So the Seattle Metals Guild held their Northwest Jewelry and Metals Symposium over the weekend. I was on the organising committee and had been put in charge of the ‘book room’. Charon Kransen – stop me if you’ve heard it – sent over a bunch of boxes of books from New York, and my job was to set them out neatly, mind the books, and make sales. And talk wise about the ones that I had work in… (OK, so I might have added that last part. That was not an official committee-sanctioned responsibility.)
Thus I was wandering through the board room and store room of the Broadway Performance Hall on Capitol Hill in the early morning of Saturday. In order to have a signing table for our two speakers with books and catalogues to sign, I stepped into the store room to grab an extra trestle table. At one point in a very delicate exercise of collapsing the thing to get it out the door (lets not ask why a trestle table of 1800mm x 800mm was doing standing assembled in a room of 2m x 3m that was filled with other disused furniture), my left hand lost purchase and whacked the wall pretty hard.

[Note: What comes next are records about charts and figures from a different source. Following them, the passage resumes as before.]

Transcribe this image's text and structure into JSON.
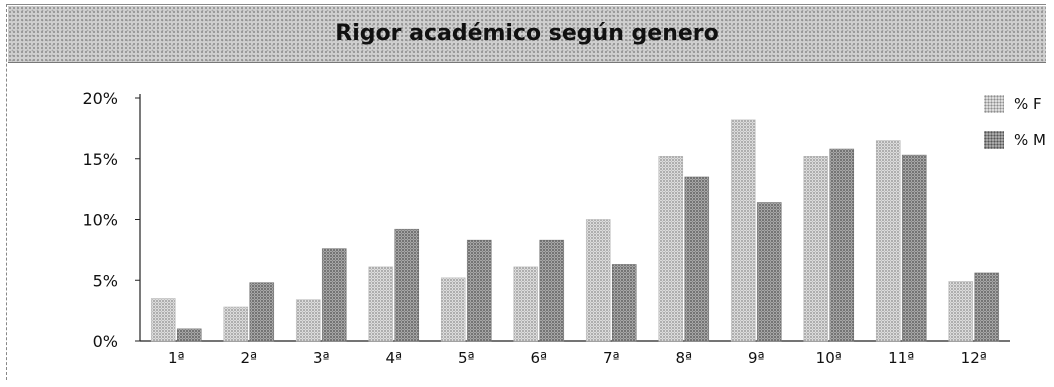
{
  "chart_data": {
    "type": "bar",
    "title": "Rigor académico según genero",
    "categories": [
      "1ª",
      "2ª",
      "3ª",
      "4ª",
      "5ª",
      "6ª",
      "7ª",
      "8ª",
      "9ª",
      "10ª",
      "11ª",
      "12ª"
    ],
    "series": [
      {
        "name": "% F",
        "values": [
          3.5,
          2.8,
          3.4,
          6.1,
          5.2,
          6.1,
          10.0,
          15.2,
          18.2,
          15.2,
          16.5,
          4.9
        ]
      },
      {
        "name": "% M",
        "values": [
          1.0,
          4.8,
          7.6,
          9.2,
          8.3,
          8.3,
          6.3,
          13.5,
          11.4,
          15.8,
          15.3,
          5.6
        ]
      }
    ],
    "yticks": [
      "0%",
      "5%",
      "10%",
      "15%",
      "20%"
    ],
    "ylim": [
      0,
      20
    ],
    "grid": false,
    "legend_position": "top-right",
    "colors": {
      "F": "#dcdcdc",
      "M": "#a7a7a7"
    }
  }
}
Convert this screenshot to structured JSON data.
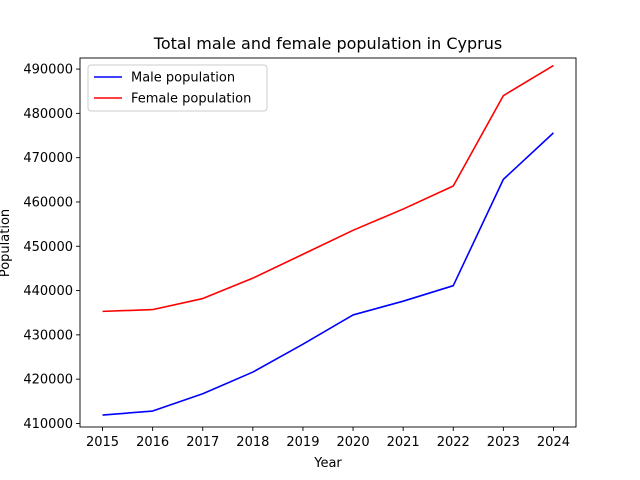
{
  "chart_data": {
    "type": "line",
    "title": "Total male and female population in Cyprus",
    "xlabel": "Year",
    "ylabel": "Population",
    "x": [
      2015,
      2016,
      2017,
      2018,
      2019,
      2020,
      2021,
      2022,
      2023,
      2024
    ],
    "xticks": [
      "2015",
      "2016",
      "2017",
      "2018",
      "2019",
      "2020",
      "2021",
      "2022",
      "2023",
      "2024"
    ],
    "ylim": [
      409200,
      492500
    ],
    "yticks": [
      410000,
      420000,
      430000,
      440000,
      450000,
      460000,
      470000,
      480000,
      490000
    ],
    "ytick_labels": [
      "410000",
      "420000",
      "430000",
      "440000",
      "450000",
      "460000",
      "470000",
      "480000",
      "490000"
    ],
    "grid": false,
    "legend_position": "top-left",
    "series": [
      {
        "name": "Male population",
        "color": "#0000ff",
        "values": [
          411900,
          412800,
          416700,
          421600,
          427900,
          434500,
          437600,
          441100,
          465100,
          475600
        ]
      },
      {
        "name": "Female population",
        "color": "#ff0000",
        "values": [
          435300,
          435700,
          438200,
          442800,
          448200,
          453600,
          458400,
          463600,
          484000,
          490800
        ]
      }
    ]
  }
}
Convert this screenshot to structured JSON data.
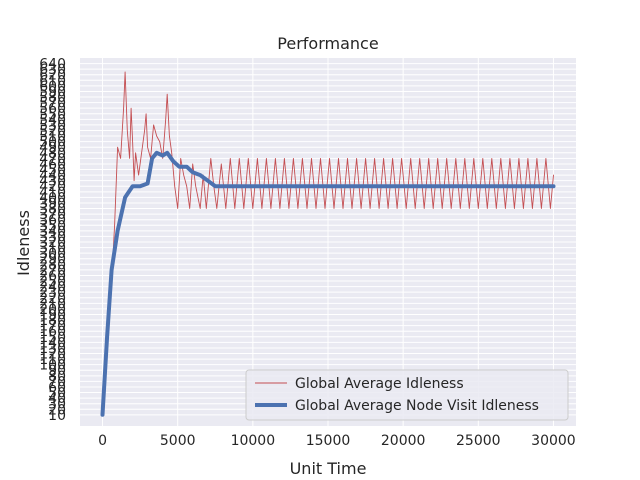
{
  "chart_data": {
    "type": "line",
    "title": "Performance",
    "xlabel": "Unit Time",
    "ylabel": "Idleness",
    "xlim": [
      -1500,
      31500
    ],
    "ylim": [
      -10,
      650
    ],
    "xticks": [
      0,
      5000,
      10000,
      15000,
      20000,
      25000,
      30000
    ],
    "yticks": [
      10,
      20,
      30,
      40,
      50,
      60,
      70,
      80,
      90,
      100,
      110,
      120,
      130,
      140,
      150,
      160,
      170,
      180,
      190,
      200,
      210,
      220,
      230,
      240,
      250,
      260,
      270,
      280,
      290,
      300,
      310,
      320,
      330,
      340,
      350,
      360,
      370,
      380,
      390,
      400,
      410,
      420,
      430,
      440,
      450,
      460,
      470,
      480,
      490,
      500,
      510,
      520,
      530,
      540,
      550,
      560,
      570,
      580,
      590,
      600,
      610,
      620,
      630,
      640
    ],
    "grid": true,
    "legend_position": "lower-right",
    "background": "#eaeaf2",
    "series": [
      {
        "name": "Global Average Idleness",
        "color": "#c44e52",
        "style": "thin",
        "points": [
          [
            0,
            10
          ],
          [
            300,
            130
          ],
          [
            600,
            250
          ],
          [
            800,
            350
          ],
          [
            1000,
            490
          ],
          [
            1200,
            470
          ],
          [
            1400,
            560
          ],
          [
            1500,
            625
          ],
          [
            1650,
            520
          ],
          [
            1800,
            470
          ],
          [
            1900,
            560
          ],
          [
            2000,
            500
          ],
          [
            2100,
            430
          ],
          [
            2200,
            480
          ],
          [
            2400,
            440
          ],
          [
            2600,
            480
          ],
          [
            2800,
            520
          ],
          [
            2900,
            550
          ],
          [
            3000,
            490
          ],
          [
            3200,
            470
          ],
          [
            3400,
            530
          ],
          [
            3600,
            510
          ],
          [
            3800,
            500
          ],
          [
            4000,
            470
          ],
          [
            4200,
            540
          ],
          [
            4300,
            585
          ],
          [
            4450,
            510
          ],
          [
            4600,
            480
          ],
          [
            4800,
            420
          ],
          [
            5000,
            380
          ],
          [
            5200,
            470
          ],
          [
            5400,
            440
          ],
          [
            5600,
            420
          ],
          [
            5800,
            380
          ],
          [
            6000,
            460
          ],
          [
            6200,
            420
          ],
          [
            6500,
            380
          ],
          [
            6700,
            440
          ],
          [
            6900,
            380
          ],
          [
            7200,
            470
          ],
          [
            7400,
            420
          ],
          [
            7600,
            380
          ],
          [
            7900,
            460
          ],
          [
            8200,
            380
          ],
          [
            8500,
            470
          ],
          [
            8800,
            380
          ],
          [
            9100,
            470
          ],
          [
            9400,
            380
          ],
          [
            9700,
            470
          ],
          [
            10000,
            380
          ],
          [
            10300,
            470
          ],
          [
            10600,
            380
          ],
          [
            10900,
            470
          ],
          [
            11200,
            380
          ],
          [
            11500,
            470
          ],
          [
            11800,
            380
          ],
          [
            12100,
            470
          ],
          [
            12400,
            380
          ],
          [
            12700,
            470
          ],
          [
            13000,
            380
          ],
          [
            13300,
            470
          ],
          [
            13600,
            380
          ],
          [
            13900,
            470
          ],
          [
            14200,
            380
          ],
          [
            14500,
            470
          ],
          [
            14800,
            380
          ],
          [
            15100,
            470
          ],
          [
            15400,
            380
          ],
          [
            15700,
            470
          ],
          [
            16000,
            380
          ],
          [
            16300,
            470
          ],
          [
            16600,
            380
          ],
          [
            16900,
            470
          ],
          [
            17200,
            380
          ],
          [
            17500,
            470
          ],
          [
            17800,
            380
          ],
          [
            18100,
            470
          ],
          [
            18400,
            380
          ],
          [
            18700,
            470
          ],
          [
            19000,
            380
          ],
          [
            19300,
            470
          ],
          [
            19600,
            380
          ],
          [
            19900,
            470
          ],
          [
            20200,
            380
          ],
          [
            20500,
            470
          ],
          [
            20800,
            380
          ],
          [
            21100,
            470
          ],
          [
            21400,
            380
          ],
          [
            21700,
            470
          ],
          [
            22000,
            380
          ],
          [
            22300,
            470
          ],
          [
            22600,
            380
          ],
          [
            22900,
            470
          ],
          [
            23200,
            380
          ],
          [
            23500,
            470
          ],
          [
            23800,
            380
          ],
          [
            24100,
            470
          ],
          [
            24400,
            380
          ],
          [
            24700,
            470
          ],
          [
            25000,
            380
          ],
          [
            25300,
            470
          ],
          [
            25600,
            380
          ],
          [
            25900,
            470
          ],
          [
            26200,
            380
          ],
          [
            26500,
            470
          ],
          [
            26800,
            380
          ],
          [
            27100,
            470
          ],
          [
            27400,
            380
          ],
          [
            27700,
            470
          ],
          [
            28000,
            380
          ],
          [
            28300,
            470
          ],
          [
            28600,
            380
          ],
          [
            28900,
            470
          ],
          [
            29200,
            380
          ],
          [
            29500,
            470
          ],
          [
            29800,
            380
          ],
          [
            30000,
            440
          ]
        ]
      },
      {
        "name": "Global Average Node Visit Idleness",
        "color": "#4c72b0",
        "style": "thick",
        "points": [
          [
            0,
            10
          ],
          [
            300,
            150
          ],
          [
            600,
            270
          ],
          [
            1000,
            340
          ],
          [
            1500,
            400
          ],
          [
            2000,
            420
          ],
          [
            2500,
            420
          ],
          [
            3000,
            425
          ],
          [
            3300,
            470
          ],
          [
            3600,
            480
          ],
          [
            4000,
            475
          ],
          [
            4300,
            480
          ],
          [
            4700,
            465
          ],
          [
            5100,
            455
          ],
          [
            5600,
            455
          ],
          [
            6000,
            445
          ],
          [
            6500,
            440
          ],
          [
            7000,
            430
          ],
          [
            7500,
            420
          ],
          [
            8000,
            420
          ],
          [
            10000,
            420
          ],
          [
            15000,
            420
          ],
          [
            20000,
            420
          ],
          [
            25000,
            420
          ],
          [
            28000,
            420
          ],
          [
            30000,
            420
          ]
        ]
      }
    ]
  }
}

Lucky for me, my engagement rings took the brunt of the hit. Unlucky for them though. Well, one in particular…
So I’ve busted one of these before (no, not the same one – last time it was a white-gold one, promise!), though last time it was snagged on a vinyl mat in the gym, while I was rolling over doing some stretches. Yeah, hard-core. And of course, as I am fond of telling people when they ask about them (and almost 8 years into wearing them, I am still asked about them regularly) each of the top plates that the diamonds are set into did once all turn on their stems. But them being 18k gold, and me being a natural fidget-er who is always trying to hide it, I eventually wore them all down, until their little heads all plopped off and all I had was plain gold rings with stems on. Oh, and a separate small collection of beautifully set diamonds on tiny plates that had holes in the back.
The wonderful Gillian Rainer, who made them, solidly affixed the little heads back on their stems a few years ago now, but the last stem-break, just like this one will soon be, was fixed by me. If I wasn’t a jeweller I would definitely send them back to the artist, but in this circumstance, I figure the ‘you broke it, you own it’ rule applies.